Regulations prescribe the precise wording that must be used on the register and require the identification of a PSC’s interest in or influence on a company with reference to the five categories above. The prescribed language identifies the category and in relation to shareholdings/voting rights whether the individual is directly or indirectly interested in more than 25 percent, more than 50 percent, or more than 75 percent thereof. Further details are not required (or permitted).
Where a person meets categories 1, 2 or 3 and also 4, their influence as a category 4 PSC does not need to be recorded in addition to any of the other three categories.
Companies and individuals may be concerned about the disclosure required to be made where a PSC qualifies under the more nebulous categories 4 and 5. Where these apply the precise nature of their right to exercise or actual exercise of significant influence or of control is not detailed, merely the fact of it.
The fact of non-compliance with notices or the existence of a restriction notice must be recorded on the PSC register.
Finally, where relevant, a company must also positively affirm if there are no PSCs, there is an as yet unidentified PSC, there is an identified individual but their PSC particulars have not been confirmed, or that the company’s investigations are ongoing.
Penalties for Non-Compliance
Where a company fails to take reasonable steps to identify PSCs or keep an up-to-date register it, and every responsible officer in default, is guilty of an offence.
Similarly, an individual who either fails to comply with their obligations or recklessly makes a statement which is false as to a material fact is guilty of an offence.
Both offences are punishable by up to two years’ imprisonment or a fine or both.
“Significant Influence or Control”
Category 4 above is likely to give rise to the most difficulties.
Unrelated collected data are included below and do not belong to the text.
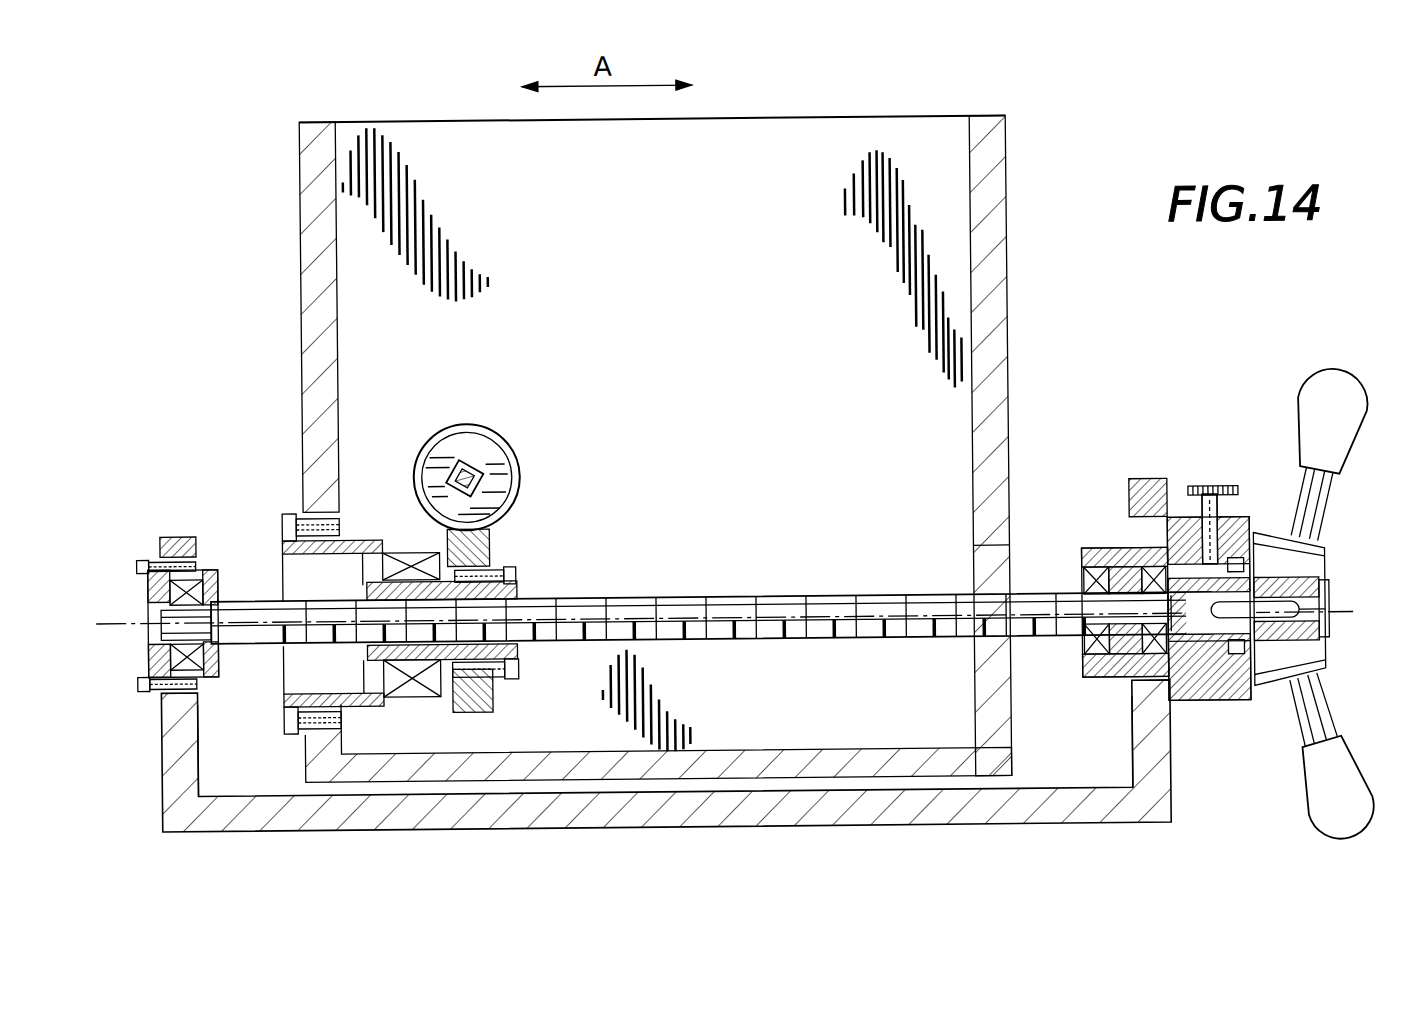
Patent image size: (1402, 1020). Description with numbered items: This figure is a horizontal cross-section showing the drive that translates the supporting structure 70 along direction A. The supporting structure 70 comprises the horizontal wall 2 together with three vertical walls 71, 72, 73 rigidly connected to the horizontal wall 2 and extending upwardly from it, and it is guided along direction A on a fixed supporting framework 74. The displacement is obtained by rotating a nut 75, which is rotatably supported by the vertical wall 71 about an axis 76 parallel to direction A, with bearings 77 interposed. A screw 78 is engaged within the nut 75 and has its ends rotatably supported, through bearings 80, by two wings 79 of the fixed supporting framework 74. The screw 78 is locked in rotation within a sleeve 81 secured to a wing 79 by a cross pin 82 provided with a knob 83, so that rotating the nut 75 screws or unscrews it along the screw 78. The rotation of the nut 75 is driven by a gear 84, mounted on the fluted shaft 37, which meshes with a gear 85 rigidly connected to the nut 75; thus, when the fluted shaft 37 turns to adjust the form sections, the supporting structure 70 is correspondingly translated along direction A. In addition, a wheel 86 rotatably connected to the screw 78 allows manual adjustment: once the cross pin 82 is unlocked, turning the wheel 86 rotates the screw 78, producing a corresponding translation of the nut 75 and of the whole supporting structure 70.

The horizontal wall 2 is at (444, 147).
The fluted shaft 37 is at (466, 468).
The supporting structure 70 is at (296, 288).
The vertical wall 71 is at (314, 366).
The vertical wall 72 is at (697, 748).
The vertical wall 73 is at (998, 233).
The fixed supporting framework 74 is at (1178, 773).
The nut 75 is at (520, 595).
The axis 76 is at (700, 625).
The bearings 77 is at (410, 542).
The screw 78 is at (796, 608).
The wings 79 is at (188, 755).
The bearings 80 is at (207, 555).
The sleeve 81 is at (1251, 523).
The cross pin 82 is at (1326, 554).
The knob 83 is at (1202, 485).
The gear 84 is at (500, 460).
The gear 85 is at (491, 690).
The wheel 86 is at (1348, 375).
The concept of ‘significant influence or control’ is defined only loosely and the government’s guidance is expressed to be indicative and not conclusive. Whilst each company’s reporting will turn on the facts of its own circumstances, it is clear that the bar is set low: an individual who “regularly or consistently directs or influences a significant section of the board, or is regularly consulted on board decisions and whose views influence decisions made by the board” is a PSC.
Whether or not a person has significant influence or control must be ascertained from the totality of their relationships with the UK company and/or its holding structure. This may be particularly difficult to assess in family owned/operated companies, where it is typical for family members (or their representatives) to be actively involved as officers and directors of operating and/or top-level holding companies. Careful consideration must be given to the reasons for the appointment of such people to these roles, the regularity with which such people’s views are canvassed and given effect to, and whether or not they speak for themselves or other people or members of the family.
Finally, group structures with significant stakes held by trusts require further, potentially complicated inquiry. The rights, powers and duties of the ‘actors’ in the trust (including trustees, protectors, enforcers, settlors and beneficiaries) must all be considered to understand whether anyone has the right to wield significant influence or does in fact do so. Obtaining specialist advice on these trust law questions is prudent, especially where the trust is held for the benefit of a family, regardless of whether or not members of the family are actively involved with the underlying companies.